ServiceNet offers guidelines to help prevent suicide
NORTHAMPTON – The statistics about suicide are daunting: there is one death by suicide in the US every 13 minutes; suicide is the second leading cause of death among 15–29-year-olds; the majority of people who die by suicide suffer from depression; over the past 15 years, the total suicide rate has increased by 24%.
But there is hope. Treatment for depression and suicidal behavior can be highly effective. In fact, 80% -90% of people who seek help for depression are treated successfully with therapy and/or medication. But because of the stigma attached to mental health challenges, many people do not reach out for treatment. Getting past this barrier is the first step toward prevention, according to Karen Franklin, Vice President of Outpatient Services for ServiceNet, a mental health and human services organization based in Northampton, with five behavioral health centers located throughout western Massachusetts. Friends and family can help by challenging their own bias and by encouraging their loved one to seek professional support.
National Suicide Prevention Week, September 10-16, is a time to call attention to this important mental health issue.
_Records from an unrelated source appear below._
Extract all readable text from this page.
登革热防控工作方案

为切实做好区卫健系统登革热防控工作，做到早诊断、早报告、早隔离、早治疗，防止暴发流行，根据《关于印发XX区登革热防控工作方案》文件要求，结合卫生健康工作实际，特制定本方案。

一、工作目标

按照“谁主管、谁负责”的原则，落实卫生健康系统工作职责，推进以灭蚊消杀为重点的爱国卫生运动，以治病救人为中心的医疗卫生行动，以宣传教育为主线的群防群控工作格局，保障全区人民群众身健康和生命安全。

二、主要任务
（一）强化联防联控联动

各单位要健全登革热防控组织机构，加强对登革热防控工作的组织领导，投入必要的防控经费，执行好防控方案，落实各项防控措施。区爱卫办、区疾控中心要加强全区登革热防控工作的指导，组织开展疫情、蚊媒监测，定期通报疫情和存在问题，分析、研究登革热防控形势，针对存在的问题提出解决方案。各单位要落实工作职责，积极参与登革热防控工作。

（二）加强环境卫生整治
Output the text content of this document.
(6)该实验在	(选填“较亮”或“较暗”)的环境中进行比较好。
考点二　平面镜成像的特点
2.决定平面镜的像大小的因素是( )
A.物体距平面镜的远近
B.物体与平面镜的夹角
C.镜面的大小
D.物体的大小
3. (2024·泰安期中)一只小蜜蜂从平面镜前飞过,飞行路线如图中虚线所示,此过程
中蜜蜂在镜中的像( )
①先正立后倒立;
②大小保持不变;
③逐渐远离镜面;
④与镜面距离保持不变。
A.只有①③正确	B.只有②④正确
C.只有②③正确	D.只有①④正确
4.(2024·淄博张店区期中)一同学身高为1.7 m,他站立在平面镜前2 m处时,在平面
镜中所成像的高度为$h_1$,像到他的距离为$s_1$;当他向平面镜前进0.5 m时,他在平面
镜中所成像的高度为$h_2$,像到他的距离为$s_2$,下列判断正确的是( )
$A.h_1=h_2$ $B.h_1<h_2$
It is routine in the outpatient behavioral setting to be screened for suicide risk. “We ask the same few basic questions of anyone who comes to us for therapy,” said Franklin. “When we have a concern, we ask a series of additional questions to determine what would be the best and safest course of action. The individual’s plan might include psychiatric evaluation, treatment with medication for depression, individual therapy, group therapy, or any combination of these approaches.”
People who have attempted suicide in the past are at increased risk, and they may benefit from Dialectical Behavior Therapy (DBT). “This therapy was specifically developed to prevent suicide in those who had already attempted it,” said Anna Remen, Director of the Adult DBT program for ServiceNet, “and the research has proven it to be highly effective.” ServiceNet was the first mental health organization in the Pioneer Valley to use DBT, starting in 1994. “Our goal is to help people build a life for themselves in which they no longer consider suicide an option,” said Remen.
As painful as suicidal thoughts and feelings are for the individual who is experiencing them, the impact of losing a loved one to suicide is devastating to those left behind. The loss is often accompanied by haunting questions: Why? Could we have prevented this? Did we do something wrong? There are often feelings of anger at the deceased, self-blame, hurt and of course sadness.
Suicide prevention saves lives and spares family and friends the painful impact of this loss which can last for years. Everyone can do their part. “Knowing what to look for is the first step, and having the courage to discuss it is the second.” noted Franklin.
Some of the signs that a person may be contemplating suicide include: increasing depression and expressed feelings of hopelessness; writing to friends and family to say goodbye; being unwilling to commit to long-term plans; stockpiling medications; looking up suicide methods online; and giving way things and pets.
“If you see any of these signs in a friend or family member, don’t be afraid to talk to them about it,” advised Remen. “We may believe it’s an invasion of their privacy, or worry that we will plant the idea in their head. But staying silent is not the answer,” she said. “And by speaking up, we let them know we care, and are concerned. This is an important message to give to someone who may believe they have become a burden to others and that suicide is the only way out.”
Just as important is knowing who to call. Each community has a crisis services team, and the National Suicide Prevention Lifeline (1-800-273-8255) will connect callers directly to the crisis team closest to them.